# Tire Brands vs Range



## francoisp (Sep 28, 2018)

I'm looking at replacing the tires on my model Y with the Michelin Crossclimate2. They look like really good tires however I read somewhere that I may expect a 10% decrease in range. When I enter a destination, will the car eventually learn to adjust its estimated consumption and correctly calculate the charging times?


----------



## FRC (Aug 4, 2018)

francoisp said:


> I'm looking at replacing the tires on my model Y with the Michelin Crossclimate2. They look like really good tires however I read somewhere that I may expect a 10% decrease in range. When I enter a destination, will the car eventually learn to adjust its estimated consumption and correctly calculate the charging times?

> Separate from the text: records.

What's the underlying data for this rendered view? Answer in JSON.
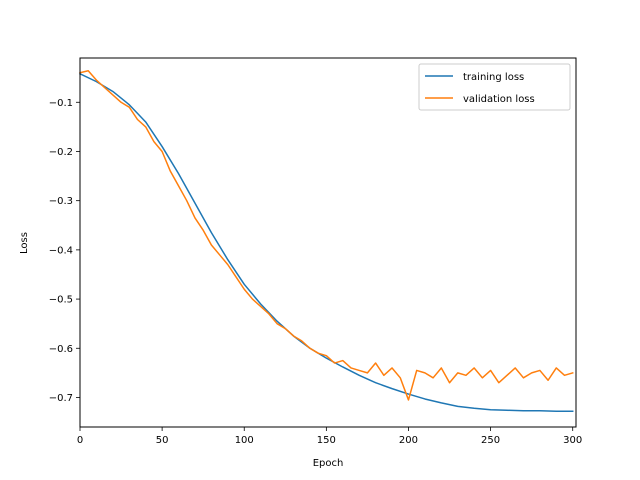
{
  "chart_data": {
    "type": "line",
    "title": "",
    "xlabel": "Epoch",
    "ylabel": "Loss",
    "xlim": [
      0,
      302
    ],
    "ylim": [
      -0.76,
      -0.01
    ],
    "xticks": [
      0,
      50,
      100,
      150,
      200,
      250,
      300
    ],
    "yticks": [
      -0.1,
      -0.2,
      -0.3,
      -0.4,
      -0.5,
      -0.6,
      -0.7
    ],
    "xtick_labels": [
      "0",
      "50",
      "100",
      "150",
      "200",
      "250",
      "300"
    ],
    "ytick_labels": [
      "−0.1",
      "−0.2",
      "−0.3",
      "−0.4",
      "−0.5",
      "−0.6",
      "−0.7"
    ],
    "grid": false,
    "legend_position": "top-right",
    "series": [
      {
        "name": "training loss",
        "color": "#1f77b4",
        "points": [
          [
            0,
            -0.042
          ],
          [
            10,
            -0.058
          ],
          [
            20,
            -0.078
          ],
          [
            30,
            -0.105
          ],
          [
            40,
            -0.14
          ],
          [
            50,
            -0.19
          ],
          [
            60,
            -0.245
          ],
          [
            70,
            -0.305
          ],
          [
            80,
            -0.365
          ],
          [
            90,
            -0.42
          ],
          [
            100,
            -0.47
          ],
          [
            110,
            -0.51
          ],
          [
            120,
            -0.545
          ],
          [
            130,
            -0.575
          ],
          [
            140,
            -0.6
          ],
          [
            150,
            -0.62
          ],
          [
            160,
            -0.638
          ],
          [
            170,
            -0.655
          ],
          [
            180,
            -0.67
          ],
          [
            190,
            -0.682
          ],
          [
            200,
            -0.693
          ],
          [
            210,
            -0.703
          ],
          [
            220,
            -0.711
          ],
          [
            230,
            -0.718
          ],
          [
            240,
            -0.722
          ],
          [
            250,
            -0.725
          ],
          [
            260,
            -0.726
          ],
          [
            270,
            -0.727
          ],
          [
            280,
            -0.727
          ],
          [
            290,
            -0.728
          ],
          [
            300,
            -0.728
          ]
        ]
      },
      {
        "name": "validation loss",
        "color": "#ff7f0e",
        "points": [
          [
            0,
            -0.04
          ],
          [
            5,
            -0.036
          ],
          [
            10,
            -0.055
          ],
          [
            15,
            -0.07
          ],
          [
            20,
            -0.085
          ],
          [
            25,
            -0.1
          ],
          [
            30,
            -0.11
          ],
          [
            35,
            -0.135
          ],
          [
            40,
            -0.15
          ],
          [
            45,
            -0.18
          ],
          [
            50,
            -0.2
          ],
          [
            55,
            -0.24
          ],
          [
            60,
            -0.27
          ],
          [
            65,
            -0.3
          ],
          [
            70,
            -0.335
          ],
          [
            75,
            -0.36
          ],
          [
            80,
            -0.39
          ],
          [
            85,
            -0.41
          ],
          [
            90,
            -0.43
          ],
          [
            95,
            -0.455
          ],
          [
            100,
            -0.48
          ],
          [
            105,
            -0.5
          ],
          [
            110,
            -0.515
          ],
          [
            115,
            -0.53
          ],
          [
            120,
            -0.55
          ],
          [
            125,
            -0.56
          ],
          [
            130,
            -0.575
          ],
          [
            135,
            -0.585
          ],
          [
            140,
            -0.6
          ],
          [
            145,
            -0.61
          ],
          [
            150,
            -0.615
          ],
          [
            155,
            -0.63
          ],
          [
            160,
            -0.625
          ],
          [
            165,
            -0.64
          ],
          [
            170,
            -0.645
          ],
          [
            175,
            -0.65
          ],
          [
            180,
            -0.63
          ],
          [
            185,
            -0.655
          ],
          [
            190,
            -0.64
          ],
          [
            195,
            -0.66
          ],
          [
            200,
            -0.705
          ],
          [
            205,
            -0.645
          ],
          [
            210,
            -0.65
          ],
          [
            215,
            -0.66
          ],
          [
            220,
            -0.64
          ],
          [
            225,
            -0.67
          ],
          [
            230,
            -0.65
          ],
          [
            235,
            -0.655
          ],
          [
            240,
            -0.64
          ],
          [
            245,
            -0.66
          ],
          [
            250,
            -0.645
          ],
          [
            255,
            -0.67
          ],
          [
            260,
            -0.655
          ],
          [
            265,
            -0.64
          ],
          [
            270,
            -0.66
          ],
          [
            275,
            -0.65
          ],
          [
            280,
            -0.645
          ],
          [
            285,
            -0.665
          ],
          [
            290,
            -0.64
          ],
          [
            295,
            -0.655
          ],
          [
            300,
            -0.65
          ]
        ]
      }
    ]
  }
}
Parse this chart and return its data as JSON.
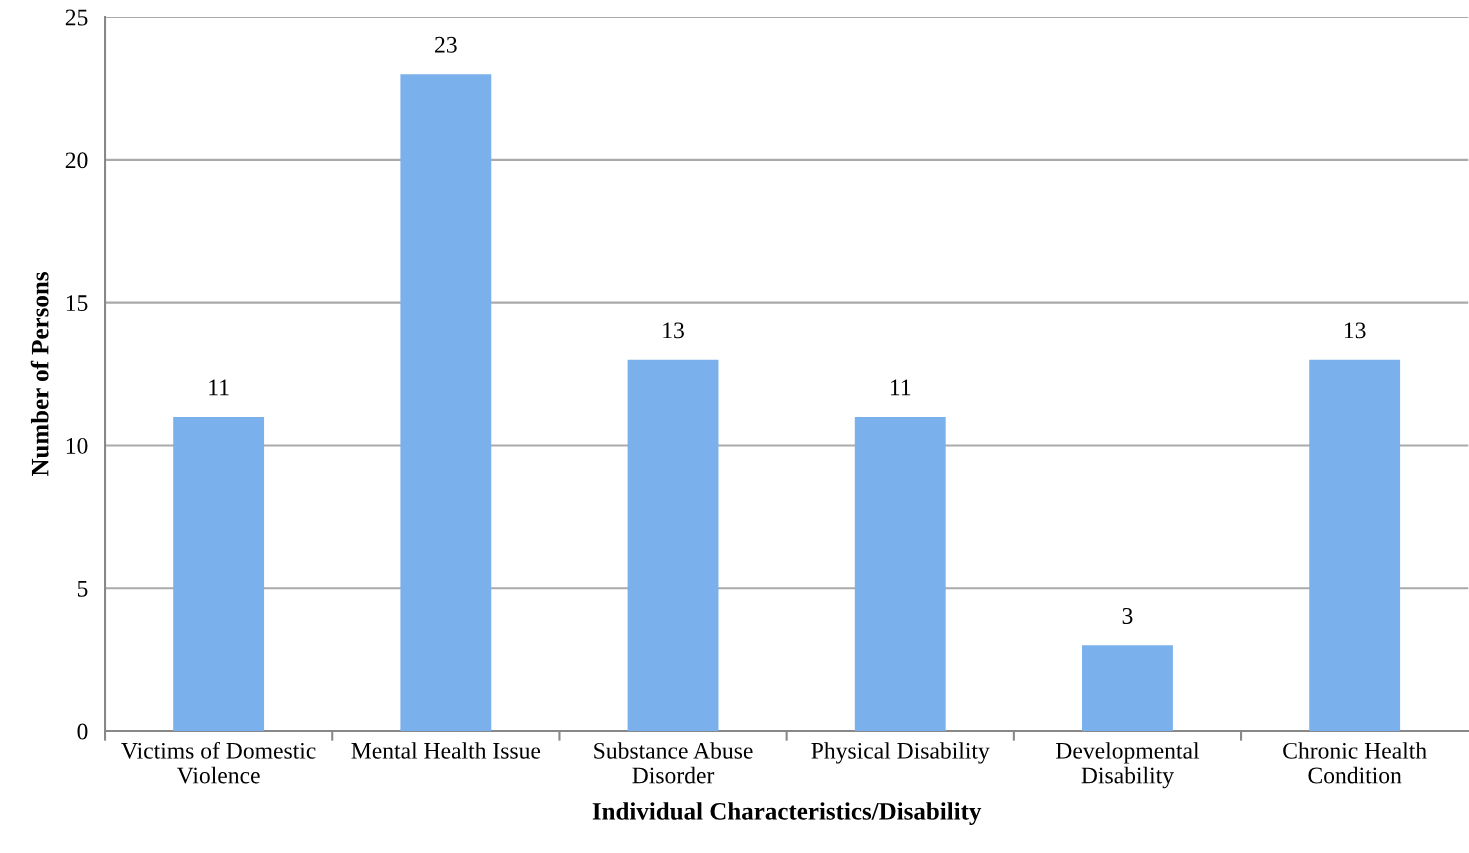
{
  "chart_data": {
    "type": "bar",
    "categories": [
      "Victims of Domestic\nViolence",
      "Mental Health Issue",
      "Substance Abuse\nDisorder",
      "Physical Disability",
      "Developmental\nDisability",
      "Chronic Health\nCondition"
    ],
    "values": [
      11,
      23,
      13,
      11,
      3,
      13
    ],
    "color": "#7ab0ec",
    "xlabel": "Individual Characteristics/Disability",
    "ylabel": "Number of Persons",
    "ylim": [
      0,
      25
    ],
    "yticks": [
      0,
      5,
      10,
      15,
      20,
      25
    ],
    "grid": "y",
    "data_labels": true,
    "legend": false
  }
}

From experience, I have come to believe (rightly or wrongly) that the car takes experience into account during your current trip. That is to say, if I'm navigating from Atlanta to Seattle, the car will take my first leg into account in estimating my second leg. I don't think it cares about your first leg in figuring your third leg. I don't believe that the car will take the consumption hit from inefficient tires into account unless it sees that hit from your previous leg. I'd be interested to know...Does my car use my average wh/m in it's estimations while your car uses your's? IDK.


----------



## francoisp (Sep 28, 2018)

The "service" menu has a wheel configuration (3 different sizes) and after planning the same route for each size it appears that the car includes the wheel size in its estimation of the remaining charges at each stop and the amount of charging time required to reach the following stop. That makes sense to me. If the car doesn't learn from past trips, maybe I will simply change the wheel size to a less efficient one, assuming this has no impact on other systems.


----------